“This is about Mom.”

Sue Flagler and Jane Deubler wanted to make that crystal clear as the two sisters sat side-by-side on the living room sofa in the Deubler family’s Brattleboro vacation home.

Jane and her husband, Tom, had come up from Brockton for the holidays, while Sue and her husband, Rick, drove over from their home in nearby Richmond, New Hampshire, so the four could catch a matinee.

For the past 40 minutes they had been reminiscing about their mother, Helen Lord, who passed away in autumn 2008. But the memory of their father couldn’t help but insinuate itself into the narrative from time to time. After all, it was John Lord who grew up in the Brattleboro area. Helen was from Lake Placid, NY and the two met in Schenectady, NY while she was in nursing school and he was doing his medical internship.

The Second World War intervened within months after they were married. John was stationed overseas for three years while Helen worked as a nurse in Schenectady. It wasn’t long after his return, however, that the young couple moved to Brattleboro. John established a private family practice while Helen took on the full-time position of mother to three daughters: Nancy, Jane, and Sue.

“We used to walk home from school for lunch every day. She had a homemade meal ready every day, with cookies for dessert,” recalled Jane, while acknowledging that she wasn’t sure she could have done that with her two boys, Jim and John, both of whom are now adults.

Helen Lord surrounded by her daughters

Helen Lord also played an integral role in the growth of Brattleboro Memorial Hospital in the 1960s. John would often bring doctors over to the house for dinner as part of the physician recruitment process, a kindness that was repaid in the summer of 2008 when Helen had to spend time in the Intensive Care Unit.

“When we were in the ICU waiting room, they would stop by and visit us. It wasn’t like we were holding court…,” said Sue.

“Well, Mom was,” Jane pointed out.

“Yeah,” Sue nodded. “The older doctors would stop by and talk about our parents when they were younger. And it was really very…I hadn’t thought about this for a while but it was great!”

“It was great,” Jane confirmed.

“We were sort of nourished by it,” Sue said, crediting the ICU staff. “The nurses were so competent and so on top of things and wonderful to Mom, really tuned into her and treated her respectfully. They were wonderful to us.”

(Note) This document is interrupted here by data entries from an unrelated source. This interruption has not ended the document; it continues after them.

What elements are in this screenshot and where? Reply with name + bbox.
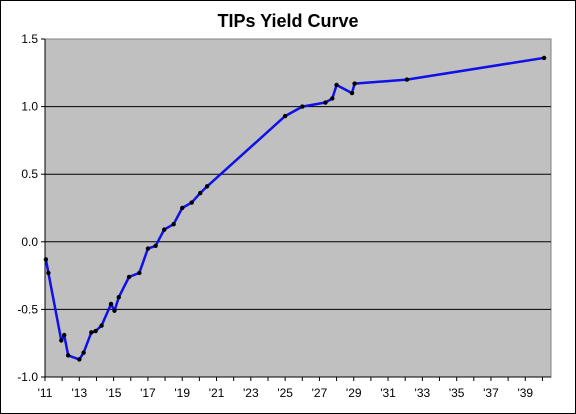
data-point	[62, 332, 67, 338]
data-point	[352, 81, 357, 86]
x-tick-label: '15	[106, 386, 122, 400]
x-tick-label: '11	[38, 386, 53, 400]
x-tick-label: '25	[277, 386, 293, 400]
y-tick-label: 1.5	[21, 32, 38, 46]
data-point	[323, 100, 328, 105]
data-point	[171, 222, 176, 227]
data-point	[404, 77, 410, 82]
x-tick-label: '33	[415, 386, 431, 400]
y-tick-label: 0.0	[21, 235, 38, 249]
data-point	[77, 357, 82, 362]
data-point	[180, 205, 185, 211]
y-tick-label: -1.0	[17, 370, 38, 384]
data-point	[189, 200, 194, 205]
x-tick-label: '31	[380, 386, 396, 400]
x-tick-label: '37	[483, 386, 499, 400]
data-point	[99, 323, 104, 328]
data-point	[81, 350, 86, 355]
x-tick-label: '13	[71, 386, 87, 400]
data-point	[204, 184, 210, 189]
data-point	[126, 274, 132, 280]
data-point	[349, 90, 355, 96]
data-point	[89, 330, 94, 335]
x-tick-label: '19	[174, 386, 190, 400]
x-tick-label: '17	[140, 386, 156, 400]
data-point	[112, 308, 117, 313]
chart-title: TIPs Yield Curve	[217, 11, 358, 31]
data-point	[59, 338, 64, 343]
data-point	[334, 82, 339, 88]
data-point	[541, 55, 547, 61]
y-tick-label: 1.0	[21, 100, 38, 114]
series-group	[43, 55, 547, 362]
plot-area	[44, 38, 552, 378]
y-tick-label: -0.5	[17, 302, 38, 316]
gridlines	[45, 106, 551, 310]
data-point	[198, 190, 203, 196]
x-tick-label: '21	[209, 386, 225, 400]
x-tick-label: '27	[312, 386, 328, 400]
data-point	[300, 104, 305, 109]
data-point	[43, 257, 49, 262]
data-point	[282, 113, 288, 119]
x-axis: '11 '13 '15 '17 '19 '21 '23 '25 '27 '29 '31 '33 '35 '…	[38, 376, 551, 400]
data-point	[116, 295, 121, 300]
y-axis: 1.5 1.0 0.5 0.0 -0.5 -1.0	[17, 32, 46, 384]
data-point	[145, 246, 151, 251]
data-point	[162, 227, 167, 232]
data-point	[137, 270, 142, 276]
x-tick-label: '35	[449, 386, 465, 400]
y-tick-label: 0.5	[21, 167, 38, 181]
data-point	[108, 301, 114, 307]
x-tick-label: '23	[243, 386, 259, 400]
data-point	[153, 243, 158, 249]
data-point	[46, 270, 51, 276]
data-point	[93, 328, 98, 334]
x-tick-label: '29	[346, 386, 362, 400]
data-point	[65, 353, 71, 358]
x-tick-label: '39	[517, 386, 533, 400]
data-point	[330, 96, 335, 101]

The level of care given their ailing mother prompted them to seek ways to show their appreciation. Sue found information about donating to BMH on the hospital’s website, and the family requested that in lieu of flowers, donations be made to BMH in Helen Lord’s honor because, “she felt strongly that there was great medical care there.”

The family also made a gift to the hospital to have a plaque honoring their parents placed by a tree planted in front of the hospital’s new addition. John had passed away in 1993 from Parkinson’s, leaving Helen to look after herself in the Guilford home they moved to after his retirement. Not that she would have it any other way, according to Jane.

“She was tough. She had a helper who came in once a week who would drive for her sometimes, but she would also drive herself sometimes,” Jane said. “When she would lose power she would fill her bathtub with water and fill jugs with water. She was like a pioneer woman. We admired her.”

And with that the two sisters agreed to stop by and look at the plaque after the matinee. Because this time it was about Mom.